Last week, FDA published the final rule on sanitary transportation of food for consumption by human and animals in the Federal Register which goes into effect on June 6th. For this ruling, FDA defines businesses as “other than motor carriers who are not also shippers and/or receivers employing fewer than 500 persons and motor carriers having less than $27.5 million in annual receipts would have to comply two years after the publication of the final rule.” Everyone else falls into the larger “Other Businesses” category is defines as “a business that is not small and is not otherwise excluded from coverage would have to comply one year after the publication of the final rule.”

According to Michael R. Taylor, FDA deputy commissioner for foods and veterinary medicine, “This final rule will help to ensure that all those involved in the farm-to-fork continuum are doing their part to ensure that the food products that arrive in our grocery stores are safe to eat.”

What does all these mean in basic terms? Those of us involved in transporting food that are meant for human and animal consumption by truck or rail are now required by law to follow recognized best practices, such as properly refrigerating food, adequately cleaning vehicles between loads and properly protecting food during transportation. These efforts are meant to protect foods from farms, which slowly becoming mega food factories, to consumers table by keeping them safe from contamination during transportation.

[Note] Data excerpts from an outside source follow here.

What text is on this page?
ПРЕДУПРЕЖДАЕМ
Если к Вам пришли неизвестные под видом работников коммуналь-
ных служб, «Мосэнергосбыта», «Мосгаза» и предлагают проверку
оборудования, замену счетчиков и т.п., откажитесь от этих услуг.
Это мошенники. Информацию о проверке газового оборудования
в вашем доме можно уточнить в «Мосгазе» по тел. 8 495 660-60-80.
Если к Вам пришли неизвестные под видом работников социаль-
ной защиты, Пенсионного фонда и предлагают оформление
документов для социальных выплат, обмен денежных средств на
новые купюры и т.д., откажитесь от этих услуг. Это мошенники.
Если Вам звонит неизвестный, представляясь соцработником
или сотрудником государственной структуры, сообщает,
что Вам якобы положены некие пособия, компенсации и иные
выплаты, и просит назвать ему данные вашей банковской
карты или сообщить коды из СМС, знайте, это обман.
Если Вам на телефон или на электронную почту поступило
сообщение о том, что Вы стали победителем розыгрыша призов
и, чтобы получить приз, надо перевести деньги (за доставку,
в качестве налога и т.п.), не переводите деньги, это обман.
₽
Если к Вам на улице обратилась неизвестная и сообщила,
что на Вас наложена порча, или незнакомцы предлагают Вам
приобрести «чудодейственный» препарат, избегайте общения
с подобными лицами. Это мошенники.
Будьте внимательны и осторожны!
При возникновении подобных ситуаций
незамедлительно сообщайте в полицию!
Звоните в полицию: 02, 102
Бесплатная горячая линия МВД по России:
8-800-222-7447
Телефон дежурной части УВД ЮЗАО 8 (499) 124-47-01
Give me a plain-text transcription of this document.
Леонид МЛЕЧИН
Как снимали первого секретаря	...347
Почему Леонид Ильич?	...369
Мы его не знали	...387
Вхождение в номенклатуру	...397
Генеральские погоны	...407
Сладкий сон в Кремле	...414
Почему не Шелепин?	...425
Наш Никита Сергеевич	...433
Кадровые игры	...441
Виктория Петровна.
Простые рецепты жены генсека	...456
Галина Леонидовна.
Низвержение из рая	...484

Why is this a big deal since those of us in the food transportation industry are already practicing these rules? In the past, these requirements only applied to foreign suppliers, which was already challenging and costly. These new rules creates an additional layer of complexity for companies handling food and food packaging materials. By virtue, these regulations are meant to prevent large scale food contamination, such as the scenario faced by customers at popular food joint Chipotle.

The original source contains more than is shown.